Limiter indûment ses chances de retourner travailler

[46] Le prestataire n’a pas établi de conditions personnelles sur les emplois qu’il accepterait, ce qui aurait limité indûment ses chances de travailler.

[47] L’existence de limitations physiques qui s’appliquent au type d’emploi qu’une personne peut exercer n’est pas une condition personnelle, pourvu que la personne n’établisse pas de restrictions supplémentaires qui l’empêchent d’être disponible pour tout travailNote de bas de page 9.

[48] Le prestataire avait des limitations physiques qui l’obligeaient à s’asseoir pour travailler.
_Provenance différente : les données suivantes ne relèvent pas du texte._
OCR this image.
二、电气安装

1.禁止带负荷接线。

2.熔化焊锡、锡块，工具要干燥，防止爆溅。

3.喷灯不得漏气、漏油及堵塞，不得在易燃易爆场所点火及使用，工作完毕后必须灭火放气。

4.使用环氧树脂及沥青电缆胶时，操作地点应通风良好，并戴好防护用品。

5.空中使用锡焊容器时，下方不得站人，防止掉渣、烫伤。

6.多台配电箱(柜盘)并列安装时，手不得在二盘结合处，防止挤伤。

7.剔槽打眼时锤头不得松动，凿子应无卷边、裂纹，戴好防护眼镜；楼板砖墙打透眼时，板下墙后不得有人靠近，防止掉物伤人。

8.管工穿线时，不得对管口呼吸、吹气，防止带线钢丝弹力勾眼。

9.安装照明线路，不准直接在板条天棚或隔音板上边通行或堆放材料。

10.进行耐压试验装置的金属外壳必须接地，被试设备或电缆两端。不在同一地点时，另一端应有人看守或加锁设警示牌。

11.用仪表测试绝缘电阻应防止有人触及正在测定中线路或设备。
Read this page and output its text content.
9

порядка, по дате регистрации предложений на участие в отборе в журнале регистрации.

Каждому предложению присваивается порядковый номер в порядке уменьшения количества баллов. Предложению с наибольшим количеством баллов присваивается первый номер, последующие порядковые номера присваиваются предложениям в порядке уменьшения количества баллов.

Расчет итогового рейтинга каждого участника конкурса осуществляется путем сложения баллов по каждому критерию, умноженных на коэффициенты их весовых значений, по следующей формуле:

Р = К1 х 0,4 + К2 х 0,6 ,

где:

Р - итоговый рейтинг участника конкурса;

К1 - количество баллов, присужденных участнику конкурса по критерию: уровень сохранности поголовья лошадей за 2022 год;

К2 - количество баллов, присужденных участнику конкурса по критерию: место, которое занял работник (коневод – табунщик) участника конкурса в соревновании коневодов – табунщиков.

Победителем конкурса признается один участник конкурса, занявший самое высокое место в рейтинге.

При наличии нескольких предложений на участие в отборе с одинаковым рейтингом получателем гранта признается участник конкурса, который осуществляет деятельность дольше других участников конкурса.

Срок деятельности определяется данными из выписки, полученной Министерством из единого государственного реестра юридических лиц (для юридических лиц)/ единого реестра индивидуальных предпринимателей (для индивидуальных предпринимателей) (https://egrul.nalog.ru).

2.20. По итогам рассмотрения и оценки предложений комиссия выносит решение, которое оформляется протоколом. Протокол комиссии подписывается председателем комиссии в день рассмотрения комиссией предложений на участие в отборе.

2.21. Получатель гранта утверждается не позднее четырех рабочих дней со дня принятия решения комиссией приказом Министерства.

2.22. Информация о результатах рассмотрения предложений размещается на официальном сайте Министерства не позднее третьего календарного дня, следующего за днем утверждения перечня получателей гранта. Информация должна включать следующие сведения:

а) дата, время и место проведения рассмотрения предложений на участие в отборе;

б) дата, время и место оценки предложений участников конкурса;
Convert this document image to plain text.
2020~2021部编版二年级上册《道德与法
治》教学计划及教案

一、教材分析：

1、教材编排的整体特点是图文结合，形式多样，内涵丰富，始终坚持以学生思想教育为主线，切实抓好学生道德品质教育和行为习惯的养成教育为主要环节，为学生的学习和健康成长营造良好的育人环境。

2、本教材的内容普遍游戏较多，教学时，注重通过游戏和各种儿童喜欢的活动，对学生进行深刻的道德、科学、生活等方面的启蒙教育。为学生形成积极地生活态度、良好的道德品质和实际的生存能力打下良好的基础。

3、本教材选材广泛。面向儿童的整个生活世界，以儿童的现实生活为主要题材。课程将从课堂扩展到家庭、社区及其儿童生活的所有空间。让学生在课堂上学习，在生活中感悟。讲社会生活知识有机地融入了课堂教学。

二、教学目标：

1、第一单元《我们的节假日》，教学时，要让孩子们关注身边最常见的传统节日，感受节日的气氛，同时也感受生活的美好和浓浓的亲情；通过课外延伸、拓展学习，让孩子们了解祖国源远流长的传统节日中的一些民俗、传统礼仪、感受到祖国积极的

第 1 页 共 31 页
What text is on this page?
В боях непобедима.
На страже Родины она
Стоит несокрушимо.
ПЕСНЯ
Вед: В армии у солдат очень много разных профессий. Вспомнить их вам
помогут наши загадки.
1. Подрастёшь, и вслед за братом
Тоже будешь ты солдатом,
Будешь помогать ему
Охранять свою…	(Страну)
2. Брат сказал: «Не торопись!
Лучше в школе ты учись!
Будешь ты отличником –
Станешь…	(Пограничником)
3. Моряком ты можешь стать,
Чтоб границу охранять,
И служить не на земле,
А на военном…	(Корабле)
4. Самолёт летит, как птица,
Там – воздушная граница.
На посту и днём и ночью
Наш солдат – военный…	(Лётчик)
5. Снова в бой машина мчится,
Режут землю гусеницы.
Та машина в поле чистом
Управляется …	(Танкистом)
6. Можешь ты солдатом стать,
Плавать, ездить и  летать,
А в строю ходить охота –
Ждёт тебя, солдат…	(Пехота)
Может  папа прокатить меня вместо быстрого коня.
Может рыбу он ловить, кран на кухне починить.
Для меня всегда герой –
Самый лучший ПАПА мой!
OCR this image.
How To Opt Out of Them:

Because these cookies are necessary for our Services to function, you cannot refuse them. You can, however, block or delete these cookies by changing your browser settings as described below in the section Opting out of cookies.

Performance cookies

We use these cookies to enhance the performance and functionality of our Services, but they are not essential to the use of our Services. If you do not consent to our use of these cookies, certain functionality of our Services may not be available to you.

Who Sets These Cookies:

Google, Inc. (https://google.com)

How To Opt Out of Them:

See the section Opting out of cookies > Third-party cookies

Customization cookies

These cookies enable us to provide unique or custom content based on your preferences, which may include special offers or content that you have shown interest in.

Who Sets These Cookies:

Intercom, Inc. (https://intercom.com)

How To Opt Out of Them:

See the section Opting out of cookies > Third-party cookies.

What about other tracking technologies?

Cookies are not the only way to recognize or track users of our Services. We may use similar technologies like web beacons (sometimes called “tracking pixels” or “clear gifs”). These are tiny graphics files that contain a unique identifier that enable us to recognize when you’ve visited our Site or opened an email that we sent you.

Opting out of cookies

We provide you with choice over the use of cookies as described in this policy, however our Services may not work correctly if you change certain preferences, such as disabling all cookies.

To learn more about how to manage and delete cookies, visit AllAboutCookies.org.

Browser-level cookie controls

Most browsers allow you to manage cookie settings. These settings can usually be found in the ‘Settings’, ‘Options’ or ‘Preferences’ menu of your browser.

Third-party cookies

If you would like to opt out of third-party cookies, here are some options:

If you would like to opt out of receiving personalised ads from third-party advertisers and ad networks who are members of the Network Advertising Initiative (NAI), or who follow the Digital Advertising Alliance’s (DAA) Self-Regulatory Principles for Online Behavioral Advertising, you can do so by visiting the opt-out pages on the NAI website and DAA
Il dit qu’il aurait pu exercer un travail qui en tenait compte. De plus, ces emplois existent habituellement. Il n’a donc pas limité indûment ses chances de retourner travailler en se concentrant uniquement sur les emplois qu’il pouvait occuper.

Le prestataire était-il donc capable de travailler et disponible pour le faire?

[49] Selon mes conclusions sur les trois éléments ci-dessus, j’estime que le prestataire a démontré qu’il était capable de travailler et disponible pour le faire, mais incapable de trouver un emploi convenable.

Conclusion

[50] Comme le prestataire a démontré qu’il était capable de travailler et disponible pour le faire du 3 janvier 2021 au 4 septembre 2021, il n’est pas inadmissible aux prestations régulières qui lui ont été versées pendant ces mois. Comme il n’a pas reçu de trop-payé, il n’a pas de dette à rembourser. C’est pourquoi j’accueille l’appel du prestataire.